畑から転用した駐車場。3年前から地元自治会が迂回を促す看板を設けるなど対策をしてきたが、園は解決へ踏み込んだ(京都市山科区・西野山保育園)

 保育需要の高まりで近隣の保育園に入れず、遠くの園に通う園児が増える中、マイカー送迎の路上駐車が園と住民との軋轢(あつれき)を生むケースが出ている。京都市山科区の西野山保育園は6月、解決に向けて園内の畑を駐車場に整備した。曲折を経て改善に進んでいる。
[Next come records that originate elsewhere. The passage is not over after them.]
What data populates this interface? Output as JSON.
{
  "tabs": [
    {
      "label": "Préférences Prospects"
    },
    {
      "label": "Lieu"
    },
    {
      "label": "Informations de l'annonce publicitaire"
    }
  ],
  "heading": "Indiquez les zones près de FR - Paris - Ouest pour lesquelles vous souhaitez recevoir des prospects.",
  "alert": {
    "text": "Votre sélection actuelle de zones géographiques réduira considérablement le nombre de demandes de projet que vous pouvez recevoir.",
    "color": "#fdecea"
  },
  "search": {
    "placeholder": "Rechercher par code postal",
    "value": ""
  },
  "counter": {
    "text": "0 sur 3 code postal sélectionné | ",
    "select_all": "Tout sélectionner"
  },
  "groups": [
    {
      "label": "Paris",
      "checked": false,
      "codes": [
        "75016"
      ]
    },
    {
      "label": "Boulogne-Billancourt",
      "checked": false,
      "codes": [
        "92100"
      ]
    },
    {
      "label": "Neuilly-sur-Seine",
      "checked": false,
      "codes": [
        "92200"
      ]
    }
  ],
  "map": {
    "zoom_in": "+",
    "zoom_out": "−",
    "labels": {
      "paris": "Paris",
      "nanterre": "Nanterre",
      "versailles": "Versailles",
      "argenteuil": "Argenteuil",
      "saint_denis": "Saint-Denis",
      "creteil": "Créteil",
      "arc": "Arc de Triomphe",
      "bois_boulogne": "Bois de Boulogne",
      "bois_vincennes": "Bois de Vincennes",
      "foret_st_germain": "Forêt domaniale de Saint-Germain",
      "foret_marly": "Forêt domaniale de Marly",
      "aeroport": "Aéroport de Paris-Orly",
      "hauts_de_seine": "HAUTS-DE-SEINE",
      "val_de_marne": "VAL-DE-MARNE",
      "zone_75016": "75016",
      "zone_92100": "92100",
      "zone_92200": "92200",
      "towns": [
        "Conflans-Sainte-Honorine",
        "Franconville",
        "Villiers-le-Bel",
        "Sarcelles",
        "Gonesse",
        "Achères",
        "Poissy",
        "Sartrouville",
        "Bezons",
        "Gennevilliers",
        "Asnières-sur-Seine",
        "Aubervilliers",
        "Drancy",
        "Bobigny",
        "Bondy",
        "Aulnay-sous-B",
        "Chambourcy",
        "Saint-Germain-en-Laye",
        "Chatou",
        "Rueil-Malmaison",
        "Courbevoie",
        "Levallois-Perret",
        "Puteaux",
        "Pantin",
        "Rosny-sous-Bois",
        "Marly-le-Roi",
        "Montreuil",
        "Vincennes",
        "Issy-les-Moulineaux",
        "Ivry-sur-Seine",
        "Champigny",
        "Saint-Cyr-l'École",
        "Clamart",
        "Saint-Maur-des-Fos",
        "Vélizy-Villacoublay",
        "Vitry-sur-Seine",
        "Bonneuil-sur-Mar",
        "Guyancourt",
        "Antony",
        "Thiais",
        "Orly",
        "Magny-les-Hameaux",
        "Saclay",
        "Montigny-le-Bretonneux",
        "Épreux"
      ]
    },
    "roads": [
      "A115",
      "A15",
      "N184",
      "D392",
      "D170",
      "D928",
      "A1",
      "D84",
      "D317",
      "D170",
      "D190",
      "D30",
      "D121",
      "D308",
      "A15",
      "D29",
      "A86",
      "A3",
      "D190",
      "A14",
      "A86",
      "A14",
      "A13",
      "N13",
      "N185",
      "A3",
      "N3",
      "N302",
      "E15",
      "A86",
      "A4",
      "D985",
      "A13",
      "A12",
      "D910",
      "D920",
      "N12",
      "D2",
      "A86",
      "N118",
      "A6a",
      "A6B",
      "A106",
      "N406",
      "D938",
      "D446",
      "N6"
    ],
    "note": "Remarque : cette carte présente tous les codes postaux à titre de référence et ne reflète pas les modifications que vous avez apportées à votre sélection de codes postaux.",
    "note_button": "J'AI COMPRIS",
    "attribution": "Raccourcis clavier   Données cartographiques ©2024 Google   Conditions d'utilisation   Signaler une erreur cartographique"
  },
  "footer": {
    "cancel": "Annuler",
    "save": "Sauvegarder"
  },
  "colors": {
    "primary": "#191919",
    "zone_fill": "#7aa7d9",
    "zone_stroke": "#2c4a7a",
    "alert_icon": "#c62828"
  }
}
 「嫌いなトマトも自分で育てて食べられるようになったり、得意な虫取りを披露したり。成長に大事な場所だったんです」。吉岡昌博園長(45)は、4台分の駐車場に変わった畑の跡を前に振り返った。保育では畑の役割を大切にしてきたが、「地域に根ざす園として考え抜いた結果」と、前を向く。

 園は公設民営保育園として市が1970年に整備した。周辺住民の利用を想定し駐車場は設けなかった。地域の少子高齢化が進み、20年ほど前から他地域の園児が増加。駐車禁止指定されている園前の道路は送迎の車が連なり、昨年度は通園する約100世帯の半数がマイカー送迎だった。

 園は「アイドリングしない」などルールを設け協力を依頼してきたが苦情も絶えず、通報で警察も度々出動した。路上駐車の車両を避けて通る車に園児が接触する危険もあり、昨年10月、園は転用できそうな唯一の土地だった畑の駐車場化を決めた。

 保育士は猛反対したが、花壇を畑に改めるなど代案を示して説得した。保護者に文書で考えを聞くと、回答のあった全73世帯が「自分は駐車マナーを守っている」とした半面、43世帯は「(自分以外の)マナーが悪いと感じる」と意識のずれが浮かび上がった。

 畑を惜しむ声は残るが、保護者の意識は変わり、路上駐車は解消されたという。徒歩5分ほどの自宅から次女(5)を通わせる母親(44)も「買い物ついでに車で迎えに行くこともあったがやめた」と話す。吉岡園長は近隣約50世帯を訪問して理解を求め、送迎時間帯に駐車場を貸してくれる飲食店も現れた。

 園と住民との間に立ってきた西野山分譲住宅自治会の元自治会長、石野行彦さん(61)は「結果的に畑をつぶすことになり申し訳ない」と複雑な胸中を話す。地域には子どもが集まる施設を歓迎する声も多く、「これを機に、園と地域のつながりをより深められないか考えたい」とする。

 送迎車の増加は保育需要の変化に伴う問題だが、市幼保総合支援室は「駐車場が不要な園もあり行政の支援策はない」とする。対策としては唯一、防音壁設置への国補助があり、2015年度以降、市内4園が利用したという。同室は「育児環境も住民生活も大切。民間同士で折り合ってほしい」としている。